We may well continue to see credit deflation if the Fed doesn't ramp up the printing presses even faster than it already has. I doubt that will happen, because I believe the Fed will print whatever amount is necessary (which should be more than obvious, given the growth in its balance sheet that has already occurred). But as always, anything is possible.

Even it the credit deflation does continue, it won’t end in lower prices for everything in terms of dollars. It will end like Iceland, with a government default and rampant inflation due to a collapse in the dollar.

The US is no longer the creditor nation that it was in the 1930s, or as Japan was in the 1990s. It’s a giant debtor with a world-record current-account deficit, totally at the mercy of its creditors (i.e. the rest of the world).

At the current rate of collapse and spending, the US government won't be able to service its debts . Eventually, the rest of the world will simply say “no” to continuing to fund more debt, just as the private markets did to the US consumer over a year ago when the mortgage market collapsed.

My bet: The first indications of that “no” are coming this weekend at the G20.

As for your last question, the answer is “yes." If we assume that property laws will continue to remain intact (thus making “equities” a viable investment), then the gold stocks must rise with the price of gold as well.

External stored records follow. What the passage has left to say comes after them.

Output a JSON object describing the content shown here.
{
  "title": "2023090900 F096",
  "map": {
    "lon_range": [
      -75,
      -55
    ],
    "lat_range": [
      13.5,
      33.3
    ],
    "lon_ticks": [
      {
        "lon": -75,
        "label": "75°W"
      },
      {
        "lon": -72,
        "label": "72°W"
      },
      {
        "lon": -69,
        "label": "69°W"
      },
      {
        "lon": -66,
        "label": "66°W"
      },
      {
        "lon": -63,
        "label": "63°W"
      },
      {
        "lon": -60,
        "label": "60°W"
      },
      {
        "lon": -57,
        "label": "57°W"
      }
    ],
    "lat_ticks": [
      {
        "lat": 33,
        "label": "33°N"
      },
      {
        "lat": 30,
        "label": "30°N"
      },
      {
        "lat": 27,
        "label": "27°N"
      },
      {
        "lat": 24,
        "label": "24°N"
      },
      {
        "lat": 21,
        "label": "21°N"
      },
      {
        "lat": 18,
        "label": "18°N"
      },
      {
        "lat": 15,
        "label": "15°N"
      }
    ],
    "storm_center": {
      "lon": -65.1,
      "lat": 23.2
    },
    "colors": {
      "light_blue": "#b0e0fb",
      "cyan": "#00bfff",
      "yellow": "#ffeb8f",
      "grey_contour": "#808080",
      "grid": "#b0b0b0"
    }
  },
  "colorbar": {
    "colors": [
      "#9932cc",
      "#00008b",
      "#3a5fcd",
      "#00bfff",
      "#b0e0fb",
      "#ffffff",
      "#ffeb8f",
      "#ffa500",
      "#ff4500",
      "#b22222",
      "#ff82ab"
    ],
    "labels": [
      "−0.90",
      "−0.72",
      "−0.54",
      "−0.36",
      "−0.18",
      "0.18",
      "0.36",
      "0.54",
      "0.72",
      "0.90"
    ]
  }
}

At the end of the day, earnings drive
stock prices, and higher gold prices wil translate into dramatically higher earnings growth for the gold miners (especially given the collapse in oil, which is a major component of mining costs). And in a world currently starved for earnings growth, gold mining may just be the one bright spot out there for the next several quarters, if gold erupts to the upside in the very near future - and I believe it will.